A fare da apripista della seconda giornata di lavori al Primo Convegno YouTrade Roma è stato Giuliano Noci, prorettore del Politecnico di Milano, che ha focalizzato il suo intervento su elementi chiave quali il rinnovamento del settore, lo sviluppo di nuove competenze e la capacità di generare una maggiore attrattività nei confronti dei giovani.

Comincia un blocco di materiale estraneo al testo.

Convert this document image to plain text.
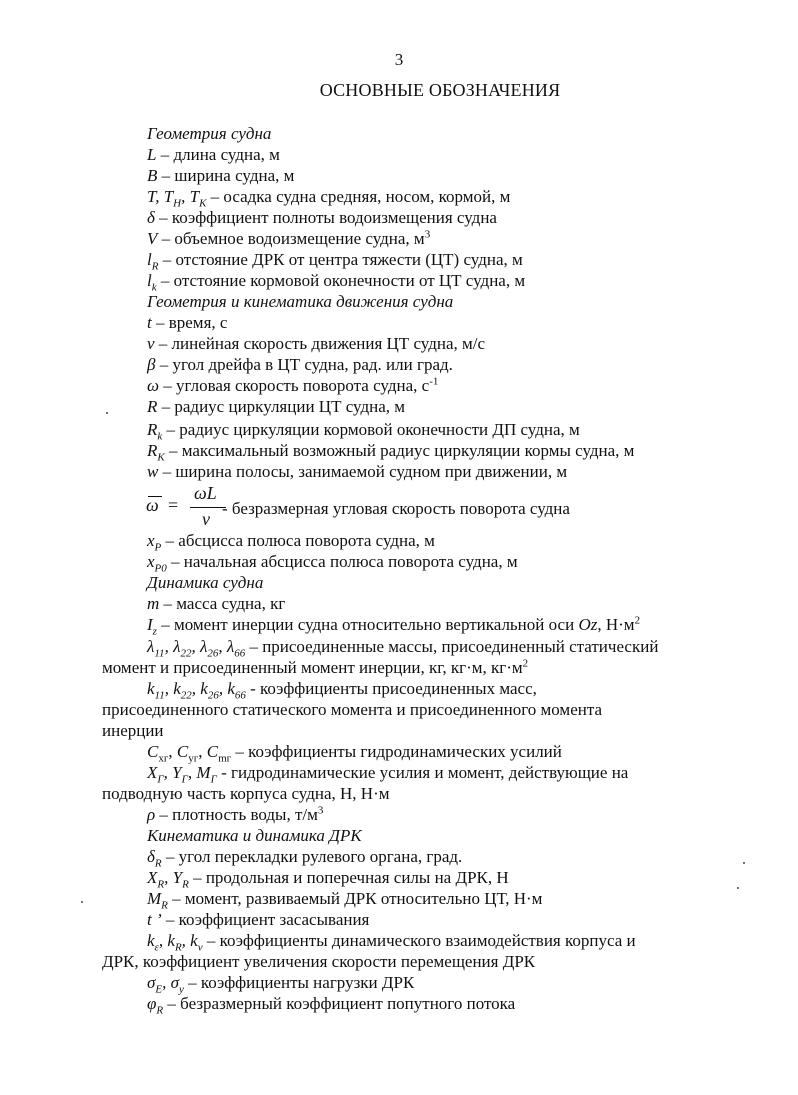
3
ОСНОВНЫЕ ОБОЗНАЧЕНИЯ
Геометрия судна
L – длина судна, м
B – ширина судна, м
T, $T_H$, $T_K$ – осадка судна средняя, носом, кормой, м
δ – коэффициент полноты водоизмещения судна
V – объемное водоизмещение судна, $м^3$
$l_R$ – отстояние ДРК от центра тяжести (ЦТ) судна, м
$l_k$ – отстояние кормовой оконечности от ЦТ судна, м
Геометрия и кинематика движения судна
t – время, с
v – линейная скорость движения ЦТ судна, м/с
β – угол дрейфа в ЦТ судна, рад. или град.
ω – угловая скорость поворота судна, $с^{-1}$
R – радиус циркуляции ЦТ судна, м
$R_k$ – радиус циркуляции кормовой оконечности ДП судна, м
$R_K$ – максимальный возможный радиус циркуляции кормы судна, м
w – ширина полосы, занимаемой судном при движении, м
ω =
ωL
v
- безразмерная угловая скорость поворота судна
$x_P$ – абсцисса полюса поворота судна, м
$x_{P0}$ – начальная абсцисса полюса поворота судна, м
Динамика судна
m – масса судна, кг
$I_z$ – момент инерции судна относительно вертикальной оси Oz, $Н\cdot м^2$
$\lambda_{11}$, $\lambda_{22}$, $\lambda_{26}$, $\lambda_{66}$ – присоединенные массы, присоединенный статический
момент и присоединенный момент инерции, кг, кг·м, $кг\cdot м^2$
$k_{11}$, $k_{22}$, $k_{26}$, $k_{66}$ - коэффициенты присоединенных масс,
присоединенного статического момента и присоединенного момента
инерции
$C_{xг}$, $C_{yг}$, $C_{mг}$ – коэффициенты гидродинамических усилий
$X_Г$, $Y_Г$, $M_Г$ - гидродинамические усилия и момент, действующие на
подводную часть корпуса судна, Н, Н·м
ρ – плотность воды, $т/м^3$
Кинематика и динамика ДРК
$\delta_R$ – угол перекладки рулевого органа, град.
$X_R$, $Y_R$ – продольная и поперечная силы на ДРК, Н
$M_R$ – момент, развиваемый ДРК относительно ЦТ, Н·м
t ’ – коэффициент засасывания
$k_\varepsilon$, $k_R$, $k_v$ – коэффициенты динамического взаимодействия корпуса и
ДРК, коэффициент увеличения скорости перемещения ДРК
$\sigma_E$, $\sigma_y$ – коэффициенты нагрузки ДРК
$\varphi_R$ – безразмерный коэффициент попутного потока
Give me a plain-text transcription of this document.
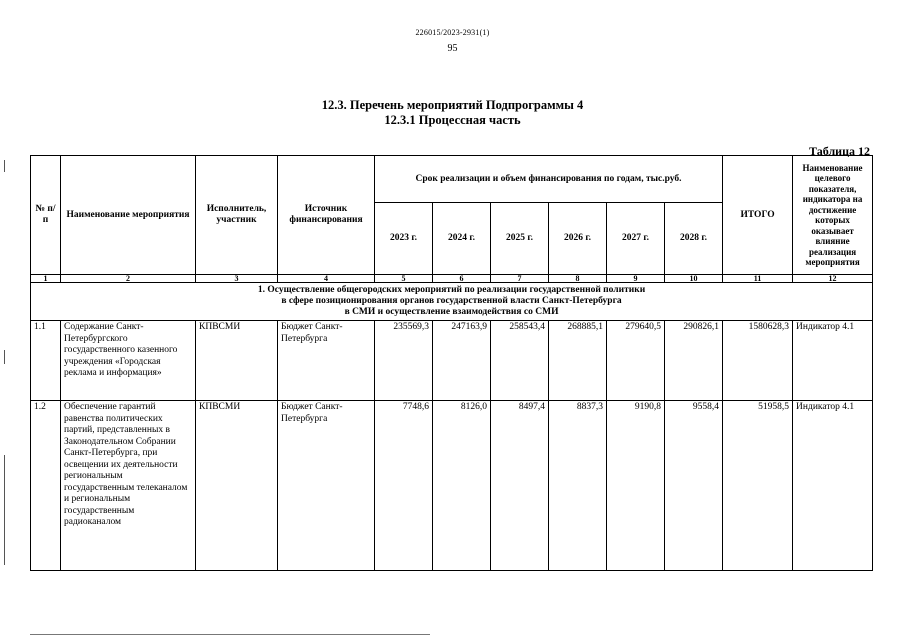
226015/2023-2931(1)
95
12.3. Перечень мероприятий Подпрограммы 4
12.3.1 Процессная часть
Таблица 12
№ п/п	Наименование мероприятия	Исполнитель, участник	Источник финансирования	Срок реализации и объем финансирования по годам, тыс.руб.						ИТОГО	Наименование целевого показателя, индикатора на достижение которых оказывает влияние реализация мероприятия
				2023 г.	2024 г.	2025 г.	2026 г.	2027 г.	2028 г.		
1	2	3	4	5	6	7	8	9	10	11	12

1. Осуществление общегородских мероприятий по реализации государственной политики
в сфере позиционирования органов государственной власти Санкт-Петербурга
в СМИ и осуществление взаимодействия со СМИ											

1.1	Содержание Санкт-Петербургского государственного казенного учреждения «Городская реклама и информация»	КПВСМИ	Бюджет Санкт-Петербурга	235569,3	247163,9	258543,4	268885,1	279640,5	290826,1	1580628,3	Индикатор 4.1
1.2	Обеспечение гарантий равенства политических партий, представленных в Законодательном Собрании Санкт-Петербурга, при освещении их деятельности региональным государственным телеканалом и региональным государственным радиоканалом	КПВСМИ	Бюджет Санкт-Петербурга	7748,6	8126,0	8497,4	8837,3	9190,8	9558,4	51958,5	Индикатор 4.1
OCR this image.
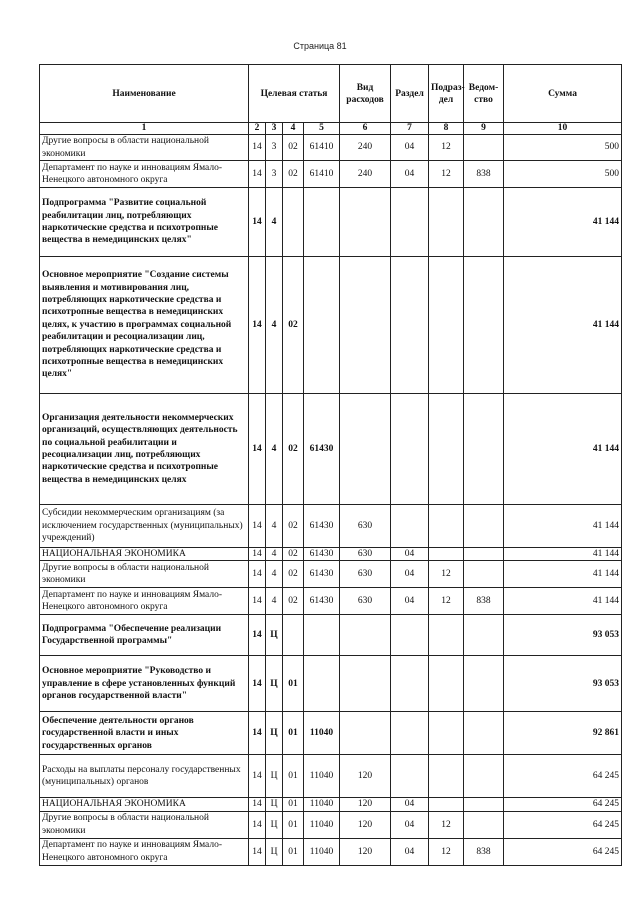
Страница 81
Наименование	Целевая статья				Вид расходов	Раздел	Подраз-дел	Ведом-ство	Сумма
1	2	3	4	5	6	7	8	9	10
Другие вопросы в области национальной экономики	14	3	02	61410	240	04	12		500
Департамент по науке и инновациям Ямало-Ненецкого автономного округа	14	3	02	61410	240	04	12	838	500
Подпрограмма "Развитие социальной реабилитации лиц, потребляющих наркотические средства и психотропные вещества в немедицинских целях"	14	4							41 144
Основное мероприятие "Создание системы выявления и мотивирования лиц, потребляющих наркотические средства и психотропные вещества в немедицинских целях, к участию в программах социальной реабилитации и ресоциализации лиц, потребляющих наркотические средства и психотропные вещества в немедицинских целях"	14	4	02						41 144
Организация деятельности некоммерческих организаций, осуществляющих деятельность по социальной реабилитации и ресоциализации лиц, потребляющих наркотические средства и психотропные вещества в немедицинских целях	14	4	02	61430					41 144
Субсидии некоммерческим организациям (за исключением государственных (муниципальных) учреждений)	14	4	02	61430	630				41 144
НАЦИОНАЛЬНАЯ ЭКОНОМИКА	14	4	02	61430	630	04			41 144
Другие вопросы в области национальной экономики	14	4	02	61430	630	04	12		41 144
Департамент по науке и инновациям Ямало-Ненецкого автономного округа	14	4	02	61430	630	04	12	838	41 144
Подпрограмма "Обеспечение реализации Государственной программы"	14	Ц							93 053
Основное мероприятие "Руководство и управление в сфере установленных функций органов государственной власти"	14	Ц	01						93 053
Обеспечение деятельности органов государственной власти и иных государственных органов	14	Ц	01	11040					92 861
Расходы на выплаты персоналу государственных (муниципальных) органов	14	Ц	01	11040	120				64 245
НАЦИОНАЛЬНАЯ ЭКОНОМИКА	14	Ц	01	11040	120	04			64 245
Другие вопросы в области национальной экономики	14	Ц	01	11040	120	04	12		64 245
Департамент по науке и инновациям Ямало-Ненецкого автономного округа	14	Ц	01	11040	120	04	12	838	64 245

«Ci troviamo di fronte a una frattura della storia», ha esordito il professore. «Non stiamo vivendo un momento come altri. Fra cent’anni verrà indicato come un periodo in cui la storia economica ha cambiato direzione. Ciò esplicita da un lato la necessità di un cambiamento, che deve tener conto delle specifiche situazioni di contesto in cui ciascuno si trova ad operare, dall’altro apre grandi opportunità». A patto che si conosca cosa si vuole diventare.


giuliano noci convegno youtrade roma 2026

Perché manca personale nell’edilizia

«La domanda di lavoro c’è, i giovani non ci sono», ha proseguito il relatore, che dal 2024 è anche direttore dell’Hub della Conoscenza, un progetto di formazione per fornire alle nuove generazioni competenze d’eccellenza da mettere al servizio del territorio, esteso alle province di Brescia, Mantova, Lodi, Cremona, e prossimamente anche di Bergamo.

«Il più grande vincolo alla crescita è la mancanza di risorse umane e questo problema aumenterà. Secondo le analisi demografiche in Europa perderemo 10 milioni di occupati in 20 anni», ha rilanciato Noci, affermando che, come riportano anche i dati di Union Camere, il 70% delle imprese edili lamenta difficoltà elevate nel reperire profili professionali.

E se nel settore sono richiesti circa 300 mila lavoratori, tra operai, tecnici e specialisti, l’età media in cantiere resta elevata: 55 anni. «L’Italia è il paese con l’età media dell’imprenditoria più alta d’Europa. Questo è un problema. Un problema che possiamo trasformare in opportunità, se siamo consapevoli del vantaggio di cambiare. Non vuol dire che gli imprenditori «diversamente giovani» debbano farsi da parte totalmente, ma devono concepire la realtà di impresa in modo diverso e devono vivere un’ibridazione, dando linfa ed energia attraverso i giovani».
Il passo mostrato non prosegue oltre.